Not everyone wants to be photographed when in public, whether it is illegal or not. Personally it drives me crazy. I tell them to turn it around or the camera is going up there rear end. Works well for me :)

 I use my E-PL1 with Lumix 20mm for street photography. I prefer walking around the city with the camera in my hand (finger on the shutter) and with some practice, you can aim your target quite good. Another good thing to do is to bring a friend, use him/her as a subject or distraction to others so you can get the shot you want.

Good article, I traveled to Southeast Asia last year and did a lot of street shooting with a larger DSLR and found it to be very intimidating. I would not do it again without a small point and shoot! I usually try to pretend I am photographing the local buildings or something, and occasionally manage to get some local people in the shot as well. I also did a lot of shooting from behind people. I definitely have a much deeper respect for street photography now and it's something I plan on trying to hone in the future, having previously stuck mostly to landscape photography. Thanks for the tips!

I have been doing street photography for some time, I use the 'Shoot from the hip method' and it works very well for me. I have gotten some really interesting shots just wandering NYC and shooting on the fly. I usualy use a canon 28mm f2.8 and  either my A2E or my 40D .

Show compassion towards others and your lens will be reward. While shooting from the hip has it's time and place, I don't believe in ******** photographs of people.

Candid photography is more difficult in Paris than in the United States, read my thoughts at http://www.davidphenry.com/Paris/whatisit.htm

Thanks for the great advice.  I have that same problem, if I try to take a photo of someone and suddenly the person look right at me, I freak out and lower the camera from eye view.
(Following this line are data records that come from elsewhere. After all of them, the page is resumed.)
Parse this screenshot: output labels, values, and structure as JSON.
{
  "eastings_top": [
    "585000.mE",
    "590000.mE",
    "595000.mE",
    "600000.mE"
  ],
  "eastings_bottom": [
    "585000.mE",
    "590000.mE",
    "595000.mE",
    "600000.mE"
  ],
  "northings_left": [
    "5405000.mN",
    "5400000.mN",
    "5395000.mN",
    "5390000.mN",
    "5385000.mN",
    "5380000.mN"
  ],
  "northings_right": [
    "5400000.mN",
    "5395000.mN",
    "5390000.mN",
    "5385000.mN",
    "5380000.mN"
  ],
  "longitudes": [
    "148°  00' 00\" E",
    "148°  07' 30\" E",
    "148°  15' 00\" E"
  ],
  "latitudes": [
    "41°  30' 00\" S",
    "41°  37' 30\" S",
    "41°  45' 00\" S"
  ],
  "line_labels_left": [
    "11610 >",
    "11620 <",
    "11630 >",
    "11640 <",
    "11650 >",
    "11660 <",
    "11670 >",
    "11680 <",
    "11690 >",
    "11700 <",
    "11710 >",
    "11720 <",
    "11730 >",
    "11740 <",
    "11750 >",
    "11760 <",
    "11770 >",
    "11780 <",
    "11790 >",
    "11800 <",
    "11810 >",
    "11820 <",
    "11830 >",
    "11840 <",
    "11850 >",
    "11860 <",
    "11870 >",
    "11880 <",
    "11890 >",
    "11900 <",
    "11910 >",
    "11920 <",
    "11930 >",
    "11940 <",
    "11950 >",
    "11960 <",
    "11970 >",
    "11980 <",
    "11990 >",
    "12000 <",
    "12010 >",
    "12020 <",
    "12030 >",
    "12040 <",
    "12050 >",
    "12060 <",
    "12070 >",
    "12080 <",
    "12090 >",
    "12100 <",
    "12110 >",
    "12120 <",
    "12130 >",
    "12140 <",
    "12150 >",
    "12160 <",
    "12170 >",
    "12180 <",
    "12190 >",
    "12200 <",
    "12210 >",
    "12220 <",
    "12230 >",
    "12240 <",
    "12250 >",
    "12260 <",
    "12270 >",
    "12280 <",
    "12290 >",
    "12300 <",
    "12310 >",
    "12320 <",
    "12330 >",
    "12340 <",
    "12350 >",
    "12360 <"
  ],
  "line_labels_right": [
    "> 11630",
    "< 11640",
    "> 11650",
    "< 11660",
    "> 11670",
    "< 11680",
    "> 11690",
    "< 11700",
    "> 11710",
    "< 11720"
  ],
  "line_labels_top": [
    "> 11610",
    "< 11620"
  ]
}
I used the technique that you mentioned of shooting from the waist with good results.

 Just shoot when the person look at you. This gives good candid portraits. I have written a document about how I do my street photography portraits, what is important and where to start. If you are interested, you will find it here in the INFO section:

http://www.85mm.ch

This was the result of a Magnum workshop. Just ask but be ready for the rejection.

http://vimeo.com/11554406

Small point and shoot (Lumix LX7), shutter priority 1/400, Continuous AF 5 shot per second burst. ISO be damned, that's what Light Room or SilkyPix is for. I also never hold the camera with two hands and never use my index finger to press the shutter release, using my thumb instead. I carry the camera at waist level and at the moment of exposure, I usually look in the opposite direction, over the heads of my subject, never directly at them and never at my camera. I'm usually walking by and the contact is brief, no more than two or three seconds. With this method, a continuous press of the shutter usually nets me 10-15 frames that I can choose from. Having the extra frames for split second candid, especially with zero chance of do overs, is essential. This is because a subject may not cooperate and have his or her eyes closed, or an expression that isn't flattering, etc. One doesn't realize it intuitively, but in street shooting, people's faces change so fast that I've often seen five different expressions or eye positions inside of one recorded second. I also use other pedestrians as blockers to ambush my intended subjects. I position myself a few feet behind and walk with them in trailing formation, all the while using their physical form to conceal my camera as we move towards my target. Then at the last moment, I side slip from behind my blocker and press and hold (with my thumb) the shutter in burst mode. The camera stays at waist height and for all intents, it looks like I was just holding the camera, not using it. I would look like an absent minded or distracted tourist walking by.